In her post, Ms Koh outlined several suggestions for MOH to improve its approach when it comes to managing patients with special needs, stressing that it is “imperative” to do so given the expectation for more clusters within institutions like MINDSville in the future.
She suggested they engage specially-trained professionals to assist front liners in managing people with special needs. She also suggested using symbolic visuals, real-life picture visuals, or social stories to help people with special needs better understand what they will be going through.
She also suggested using non-invasive and non-traumatic testing methods and ensuring that the information of the families of special needs persons sent to the respective departments is consistent.
Ms Koh’s story has made headlines since it went viral early this week and has garnered some attention from netizens on reddit r/Singapore who feel that the entire incident highlights gaps in the system.

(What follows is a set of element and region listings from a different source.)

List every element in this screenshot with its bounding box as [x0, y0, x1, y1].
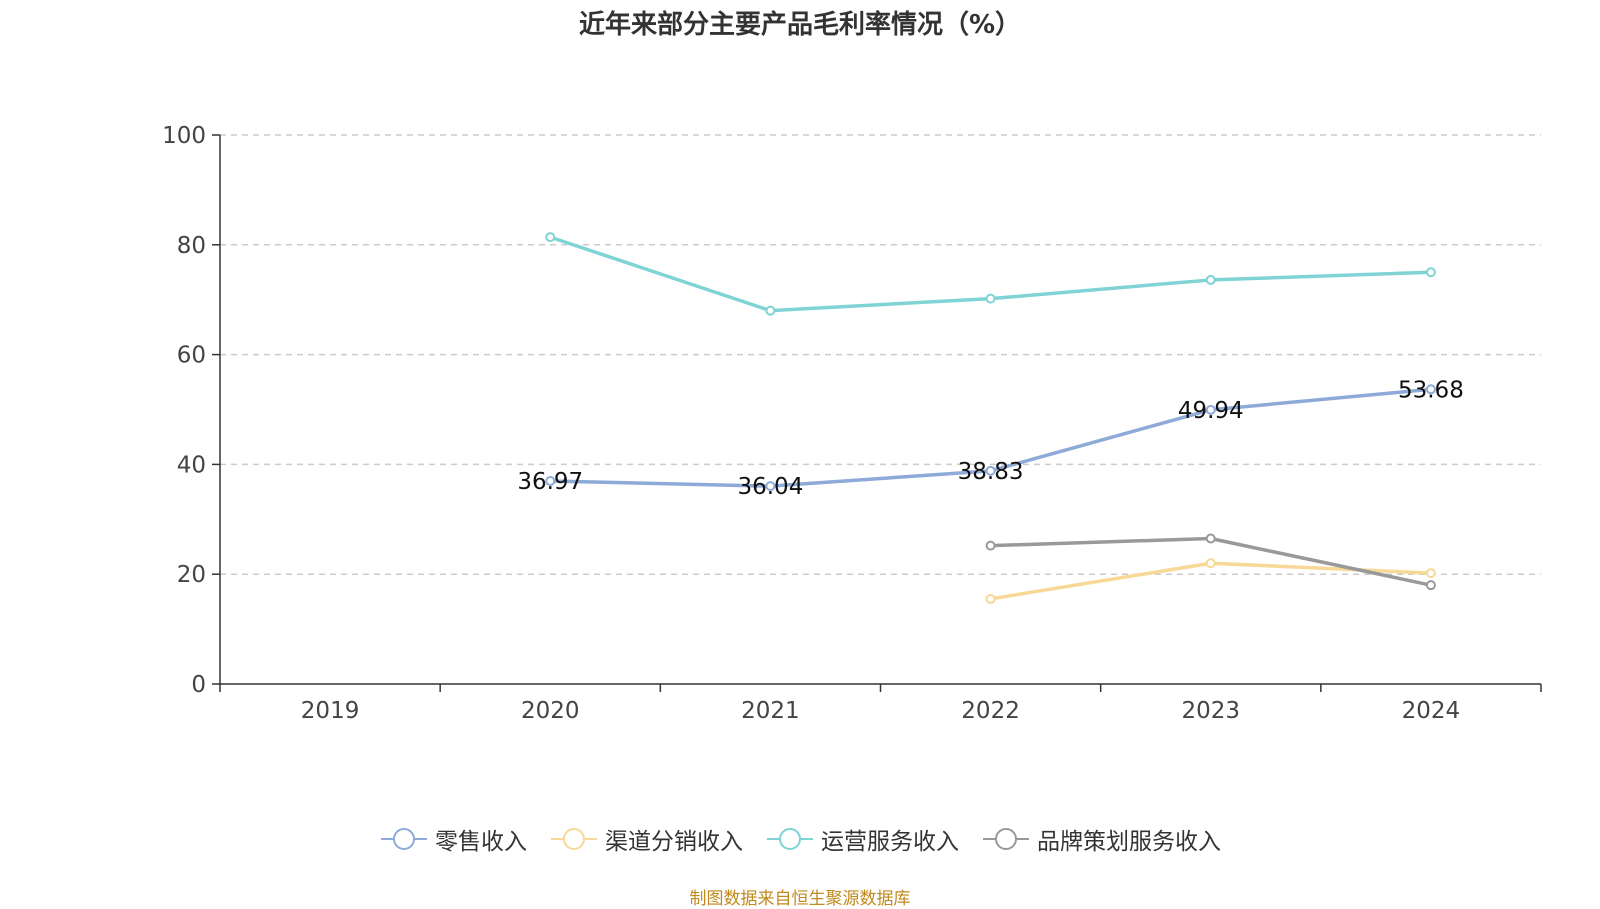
data-label: 49.94 — [1178, 398, 1244, 424]
data-point — [1205, 533, 1216, 544]
data-point — [1425, 384, 1436, 395]
data-point — [1205, 558, 1216, 569]
data-point — [985, 540, 996, 551]
data-point — [545, 476, 556, 487]
data-point — [545, 232, 556, 243]
y-tick-label: 40 — [177, 452, 206, 478]
y-tick-label: 20 — [177, 562, 206, 588]
data-point — [1205, 404, 1216, 415]
legend-label: 零售收入 — [435, 829, 527, 855]
data-point — [1425, 568, 1436, 579]
x-tick-label: 2021 — [741, 698, 800, 724]
data-label: 36.04 — [737, 474, 803, 500]
y-tick-label: 0 — [191, 672, 206, 698]
legend-symbol-icon — [983, 828, 1029, 850]
legend-symbol-icon — [381, 828, 427, 850]
legend-label: 运营服务收入 — [821, 829, 959, 855]
legend-label: 品牌策划服务收入 — [1037, 829, 1221, 855]
x-tick-label: 2020 — [521, 698, 580, 724]
series-layer — [545, 232, 1436, 604]
data-label: 36.97 — [517, 469, 583, 495]
data-point — [985, 293, 996, 304]
legend-item[interactable]: 零售收入 — [379, 822, 527, 856]
legend-symbol-icon — [551, 828, 597, 850]
data-point — [985, 593, 996, 604]
legend-item[interactable]: 运营服务收入 — [765, 822, 959, 856]
y-tick-label: 100 — [162, 123, 206, 149]
y-tick-label: 60 — [177, 343, 206, 369]
y-tick-label: 80 — [177, 233, 206, 259]
x-tick-label: 2023 — [1181, 698, 1240, 724]
series-line-1 — [990, 561, 1431, 601]
data-point — [765, 305, 776, 316]
data-point — [1425, 580, 1436, 591]
legend-item[interactable]: 品牌策划服务收入 — [981, 822, 1221, 856]
source-note: 制图数据来自恒生聚源数据库 — [689, 889, 911, 909]
x-tick-label: 2024 — [1402, 698, 1461, 724]
grid-layer — [220, 134, 1541, 575]
legend-label: 渠道分销收入 — [605, 829, 743, 855]
data-point — [765, 481, 776, 492]
legend: 零售收入 渠道分销收入 运营服务收入 品牌策划服务收入 — [0, 822, 1600, 856]
chart-title: 近年来部分主要产品毛利率情况（%） — [578, 10, 1022, 40]
legend-item[interactable]: 渠道分销收入 — [549, 822, 743, 856]
data-label: 53.68 — [1398, 377, 1464, 403]
axis-layer: 0 20 40 60 80 100 2019 2020 2021 2022 2023 2024 — [162, 123, 1542, 724]
data-point — [1425, 267, 1436, 278]
data-label-layer: 36.97 36.04 38.83 49.94 53.68 — [517, 377, 1464, 500]
legend-symbol-icon — [767, 828, 813, 850]
data-point — [1205, 274, 1216, 285]
x-tick-label: 2022 — [961, 698, 1020, 724]
x-tick-label: 2019 — [301, 698, 360, 724]
data-label: 38.83 — [958, 459, 1024, 485]
data-point — [985, 465, 996, 476]
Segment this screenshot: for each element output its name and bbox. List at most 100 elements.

A couple of people noted how this highlights the problem of the culture of people just going exactly as they are supposed to and only strictly following rules and procedures.
One redditor said, “There is a need for a system that is empathetic, a system that cares, a system that accepts flexibility.”
A few others pointed out how this shows there is a lack of communication between workers on the ground and those in higher-ups as those in senior positions don’t seem to know what the realities on the ground.
Many pointed out how this disconnect is prevalent in Singapore’s work culture and how the blame for what happened should land on those higher up the ladder as it should be their responsibility to ensure that the proper protocols are in place for dealing with various types of situations and people.
A few people pointed out that the protocols and standard operating procedure should have already included clear provisions on how to handle persons with special needs right from the start if Singapore was “serious about social inclusion”.